O Sena tinha o sentido da “Solidariedade”. A mim, quando me via com “traça” e sem “massa” dava-me, com frequência, cigarros, fazendo eu promessa solene, cigarro a cigarro, de, “um dia lhos pagar” – em igual espécie. A coisa foi crescendo. Já era um maço de 20, depois um pacote de 20 maços,…uma caixa de 20 pacotes, … enfim!... num golpe de asa da ternurenta felicidade que nos apertos da Vida sempre me bafejou, “o Sena” deixou de fumar! …

“Um dia” que, só para chatear (os milhares de ávidos leitores deste blog), era já o fim da noite e logo de S. João., ”o Sena” desorientou-se no tempo. Depois de se reorientar no espaço lá conseguiu, de chave e cabeça perdida, chegar a casa, ou, o que era a mesma coisa, ao edifício do Liceu Alexandre Herculano onde, o Senhor seu Pai, na qualidade de Reitor, tinha o direito de habitar a metade esquerda do 3º piso.
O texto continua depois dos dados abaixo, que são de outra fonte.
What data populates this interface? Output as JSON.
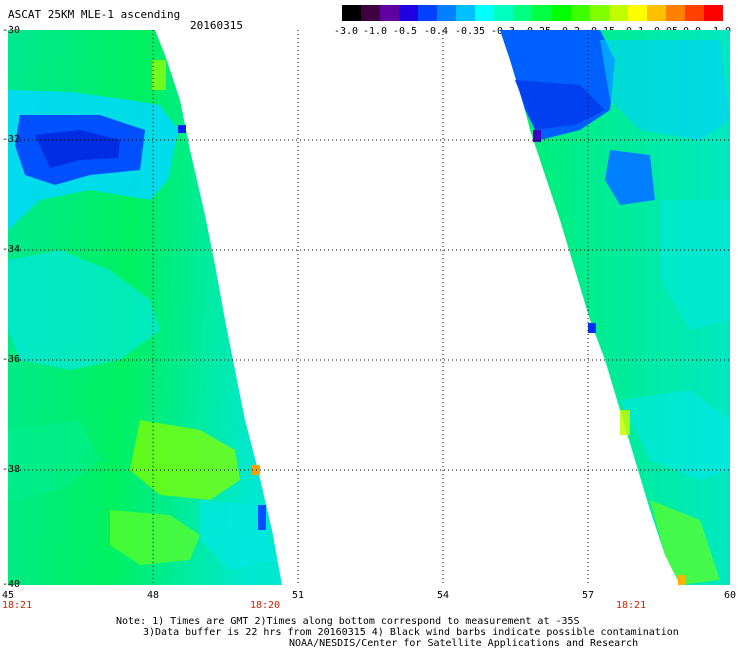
{
  "header": {
    "title": "ASCAT 25KM MLE-1 ascending",
    "date": "20160315"
  },
  "colorbar": {
    "labels": [
      "-3.0",
      "-1.0",
      "-0.5",
      "-0.4",
      "-0.35",
      "-0.3",
      "-0.25",
      "-0.2",
      "-0.15",
      "-0.1",
      "-0.05",
      "0.0",
      "1.0"
    ],
    "colors": [
      "#000000",
      "#400040",
      "#6000a0",
      "#2000e0",
      "#0040ff",
      "#0080ff",
      "#00c0ff",
      "#00ffff",
      "#00ffc0",
      "#00ff80",
      "#00ff40",
      "#00ff00",
      "#40ff00",
      "#80ff00",
      "#c0ff00",
      "#ffff00",
      "#ffc000",
      "#ff8000",
      "#ff4000",
      "#ff0000"
    ]
  },
  "map": {
    "lat_labels": [
      "-30",
      "-32",
      "-34",
      "-36",
      "-38",
      "-40"
    ],
    "lon_labels": [
      "45",
      "48",
      "51",
      "54",
      "57",
      "60"
    ],
    "pass_times": [
      "18:21",
      "18:20",
      "18:21"
    ]
  },
  "footer": {
    "note1": "Note: 1) Times are GMT 2)Times along bottom correspond to measurement at -35S",
    "note2": "3)Data buffer is 22 hrs from 20160315 4) Black wind barbs indicate possible contamination",
    "credit": "NOAA/NESDIS/Center for Satellite Applications and Research"
  }
}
E aí a perplexão!: Como entrar no seu quarto, sem ruído, sem a chave da entrada no edifício e com a subtil preocupação e gentileza de espírito de não querer incomodar os Pais, acordando-os, com os estridentes toques da campaínha que, depois, se prolongariam, sempre, por circunstanciados relatórios sobre “prondécandasteatégora”!...

“O Sena” solveu tudo. Como sempre fez tudo na Vida. Bem. Com sagacidade, destemor, diria mesmo: imaginativa coragem. Com muita energia física e mental. Subiu, até ao telhado do Liceu Alexandre Herculano, pelo algeroz. Passeou as telhas de vários corpos do edifício, desceu ao varandim já da sua “casa” e que dava para o jardim da pérgula (ver foto em “postagem” lá para traz ,em Junho de 2007, ou por aí), entrou a portada deixada aberta para refrescar a noite, meteu-se na cama (faltam-me documentos que comprovem a hipótese de que ainda vestido, tal qual vinha “do S. João”). E dormiu !. O sono “dos Senas” !!: Todos Justos !!!...

Depois “o Sena” ficou “roxo até às orelhas” – licenciou-se em Farmácia, na U.P (Fig1) . Convidado pela Faculdade de Farmácia do Porto para assumir o cargo de 2º Assistente da Cadeira de Bioquímica ( na linguagem da época) pisgou-se algum tempo depois para os Estados Unidos, onde, durante 3 ou 4 anos, na Washigton University, em St. Lewis, no Missouri, fez investigação cientifica no âmbito dos gangliosídeos cerebrais. Em 1973 publicou a sua Tese de Doutoramento (Fig 2).

Prosseguindo a carreira universitária “o Sena” passou a “Prof. Sena Esteves”. Jubilou-se recentemente, como Professor Catedrático de Bioquímica da Faculdade de Farmácia da Universidade do Porto, de que foi, de resto, por duas vezes, Presidente do Conselho Directivo, a primeira das quais aos 45 anos de idade. Um génio !. Com o sorriso amarelo, típico dos portugueses de bem, hoje. (Fig1 - outra vez)

Como disse de Antero o Eça: «Um Santo» !.

Rui Abrunhosa

Fig.1 - Fernando Sena Esteves: Sorriso Roxo de Farmácia e Amarelo de Portuguesa Paciência


Fig. 2 - Tese de Doutoramento - Faculdade de Farmácia - U.P.